6. Oftentimes, the debate is cast in terms of Cruz as the intrinsically better candidate, but we must settle for Rubio because Cruz is unelectable. An unfortunate, but necessary compromise. One problem I have with that way of framing the issue is that I not only have some genuine reservations about Rubio, but I have some genuine reservations about Cruz. I doubt he's quite the knight in shining armor that some of his supporters imagine him to be.
i) Take his position on SSM. In an interview, shortly after Obergefell, he said gov't officials should simply ignore the ruling:
I like that. But I can't help noticing that his initial reaction to Obergefell wasn't that hardline. Initially, he proposed a Constitutional amendment:
I have a default suspicion about Republicans who propose Constitutional amendments in the culture wars. I think that's often a decoy. It's a lengthy process that usually goes nowhere. So it's a proposal that doesn't cost the politician anything. A diversionary tactic creating the pretense that a politician has taken meaningful action, when it deflects attention away from meaningful action. Placating social conservatives with symbolism.

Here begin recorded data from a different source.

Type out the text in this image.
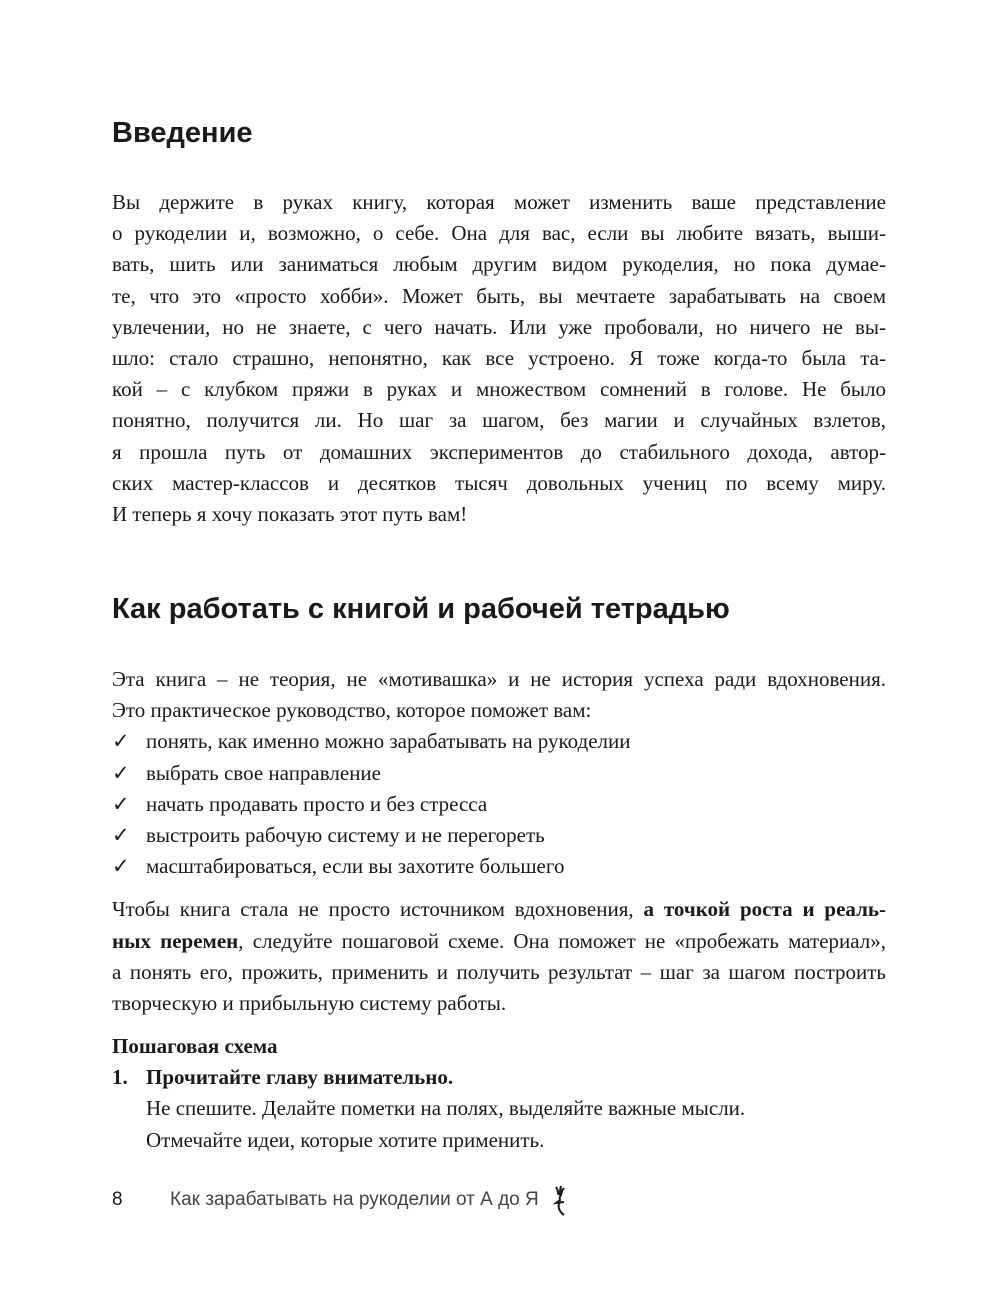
Введение
Вы держите в руках книгу, которая может изменить ваше представление
о рукоделии и, возможно, о себе. Она для вас, если вы любите вязать, выши-
вать, шить или заниматься любым другим видом рукоделия, но пока думае-
те, что это «просто хобби». Может быть, вы мечтаете зарабатывать на своем
увлечении, но не знаете, с чего начать. Или уже пробовали, но ничего не вы-
шло: стало страшно, непонятно, как все устроено. Я тоже когда-то была та-
кой – с клубком пряжи в руках и множеством сомнений в голове. Не было
понятно, получится ли. Но шаг за шагом, без магии и случайных взлетов,
я прошла путь от домашних экспериментов до стабильного дохода, автор-
ских мастер-классов и десятков тысяч довольных учениц по всему миру.
И теперь я хочу показать этот путь вам!
Как работать с книгой и рабочей тетрадью
Эта книга – не теория, не «мотивашка» и не история успеха ради вдохновения.
Это практическое руководство, которое поможет вам:
✓ понять, как именно можно зарабатывать на рукоделии
✓ выбрать свое направление
✓ начать продавать просто и без стресса
✓ выстроить рабочую систему и не перегореть
✓ масштабироваться, если вы захотите большего
Чтобы книга стала не просто источником вдохновения, а точкой роста и реаль-
ных перемен, следуйте пошаговой схеме. Она поможет не «пробежать материал»,
а понять его, прожить, применить и получить результат – шаг за шагом построить
творческую и прибыльную систему работы.
Пошаговая схема
1. Прочитайте главу внимательно.
Не спешите. Делайте пометки на полях, выделяйте важные мысли.
Отмечайте идеи, которые хотите применить.
8 Как зарабатывать на рукоделии от А до Я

I'm also curious about the timing. Between his initial, weaker response, and his later, tougher response, Cruz's mentor, Robert George, came out with a public statement saying officials should disregard the ruling.
Right after that, Cruz came out with a public statement saying officials should disregard the ruling. Hmm. Is that just coincidental? Or was Cruz waiting to see how other conservative opinion makers-would respond, then struck a more confrontational rhetorical pose after they did? Is this putting a wet finger to the wind? Did he sense that his first response might be perceived as too weak?
But that's not all. The Lawrence decision laid the groundwork for Obergefell. If you wanted to oppose SSM, it would be more strategic to draw the battle lines sooner, before the homosexual lobby got so much momentum. And Cruz had an ideal opportunity to do so. The Lawrence decision involved a Texas anti-sodomy law, and Cruz was Texas attorney general at the time. He was uniquely positioned to right that battle. Yet he didn't get involved, and there's prima facie evidence that his inaction might be related to his courting gay donors.
7. Then there's his position on illegal immigration. There's prima facie evidence that he's shifted position for political expediency:
At one point Cruz proposed an amendment to legalize immigrants, but deny them citizenship, although he now claims that was a poison pill.
However, one can easily see legalization as part of a long-range strategy. If it's too controversial to begin with outright naturalization, you break it down into increments. You lead with legalization as a first step, to gain a foothold. Having achieved that, you then complain about how arbitrary and unfair it is for immigrants who are here legally to be denied a chance to become citizens.
8. Recently, Cruz opposed draft registration for women:
Although I agree with him on the merits, his statement misses the point. Liberals say women can do anything a man can do. So this is calling their bluff. Right now we have a double standard. This is a way of forcing liberals to be consistent–and make them pay a political price for consistency.
9. Finally, some conservatives seem to be schizophrenic about the value of an Ivy League education. They usually say political correctness has ruined the humanities at Ivy League institutions. Students are indoctrinated in sheer propaganda. Liberal ideology is at war with history and science. You'd get a much better education at a Christian college like Patrick Henry.
But then some of them drool over Cruz's Ivy League resume. That suggests a conservative inferiority complex. Is a candidate who attended Harvard and Princeton presumptively better than a candidate (Rubio) who attended a state college on a football scholarship?